We try to explain to whoever will listen that the Orthodoxy here is not the real thing, that the Church is not at fault – but rather our church politics which is deformed, like our whole society…

— letter from an Orthodox believer in Russia

 After five years, hopes that glasnost and perestroika would revitalize the Moscow Patriarchate apparatus have withered.  Far from pressing the limits of the State’s claim to religious freedom, Moscow Patriarchate hierarchs have been content with white-washing and window-dressing – building new churches, giving televised sermons, making publicized visits to prisons.  All this is not to be scorned, but it does not solve the essential problem of a rotten foundation, a foundation permeated by a noxious subservience to the State, introduced by Metropolitan Sergius’ Declaration of 1927.

While most believers endure this lamentable situation with a long-suffering characteristic of Russians, many clergy — who are more directly affected by State control – are anxious to seize the opportunity offered under glasnost and perestroika to transfer their allegiance onto a solid foundation.  By its nature, the Catacomb or “True Orthodox Church”, is incapable of offering the necessary leadership; were it to emerge into the open, it, too, would be pressured with state interference.  To invite another jurisdiction to establish itself in the Soviet Union in order to provide clergy and believers a healthy alternative to the Moscow Patriarchate would necessarily cause some painful divisions, as the Orthodox experience here in the West can bitterly attest.  Nevertheless, present exigencies require that some action be taken – soon.  Already, more than 350 priests in the Ukraine have joined the Uniate Church (to be discussed in our next issue), while other people, likewise repelled by the compromised state of the Moscow Patriarchate, are being attracted to various Protestant sects (American televangelists are reportedly waiting in the wings), non-Christian cults, Eastern religions, parapsychology and even the occult – all of which threaten to proliferate if a true Orthodox witness is not manifest soon.

This winter a Moscow priest, Fr. Alexey Averyanov, wrote an open letter calling the Church Abroad to establish parishes in the Soviet Union, and initiating the collection of signatures in support of such a move:

“…No matter to what extent the Church is persecuted by the State, it can with full confidence peacefully await the time when the State, in its own interests, will unite with the Church and take advantage of that moral power which, in the absolute sense, only the Church possesses.  The new politic of the Soviet Union today would suggest that the time has come for the utilization of the Church’s moral strength.

“On this path of equal dialogue and cooperation, however, the 1927 Declaration of Metr.

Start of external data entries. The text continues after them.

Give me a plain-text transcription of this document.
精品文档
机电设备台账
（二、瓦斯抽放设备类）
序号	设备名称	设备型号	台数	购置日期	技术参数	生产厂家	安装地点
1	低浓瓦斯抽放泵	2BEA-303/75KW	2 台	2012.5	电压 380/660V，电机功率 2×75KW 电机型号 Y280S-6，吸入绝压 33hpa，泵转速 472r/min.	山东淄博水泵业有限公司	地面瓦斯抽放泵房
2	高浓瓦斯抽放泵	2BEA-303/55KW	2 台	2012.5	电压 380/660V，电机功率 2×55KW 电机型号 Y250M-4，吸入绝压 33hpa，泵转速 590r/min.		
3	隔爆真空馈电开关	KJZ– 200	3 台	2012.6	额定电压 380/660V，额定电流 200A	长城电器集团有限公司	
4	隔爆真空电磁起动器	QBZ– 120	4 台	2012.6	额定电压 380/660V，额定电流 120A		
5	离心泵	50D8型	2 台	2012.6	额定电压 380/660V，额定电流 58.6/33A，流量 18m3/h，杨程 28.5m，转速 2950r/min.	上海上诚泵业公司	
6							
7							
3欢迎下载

Sergius has erected a wall for the Church community, even more ignominious and destructive than the Berlin Wall for the Germans.  On one side of the wall we find the Moscow Patriarchate, politicized to the extreme, ready at the first signal to express its loyalty but essentially inactive.  On the other side – millions of churchgoers with a small group of faithful clergy, striving to throw over the wall of silence their petitions.  In vain!

“The time has come to say the truth about Metr. Sergius’ Declaration.  The time has come to say the truth about the activity of the Orthodox Church Abroad, to attest to its faithfulness to the Motherland and to the Orthodox people, thanks to which there has been preserved true knowledge of the history of Russian piety and rule.

“The time has come to open parishes of the Church Abroad in Moscow, Leningrad, and other cities…”  (Translated from Pravoslavnaya Rus’, 1/14/90)  

In preparing for such an eventuality, the Synod of the Church Abroad, in the early ‘80’s, secretly consecrated a bishop who was to have charge over those priests and laity in the Soviet Union who wished to join the Church Abroad.  This became public when the bishop, Lazarus, came for a visit to this country early this year.  Already six priests of the Diocese of Omsk have announced they were withdrawing from the Patriarchate and joining the Church Abroad; priests in the Suzdal area have expressed their intent to follow suit.

That the Moscow Patriarchate should protest such an “encroachment” is to be expected, although the fact that the Patriarchate has parishes in this country will surely void any arguments against the proposed move by the Church Abroad.  As for the Soviet government, legally it does not recognize ecclesiastical jurisdiction, and therefore, while it will be uncomfortable with such an arrangement, it is hard to predict how it will act without violating its own laws.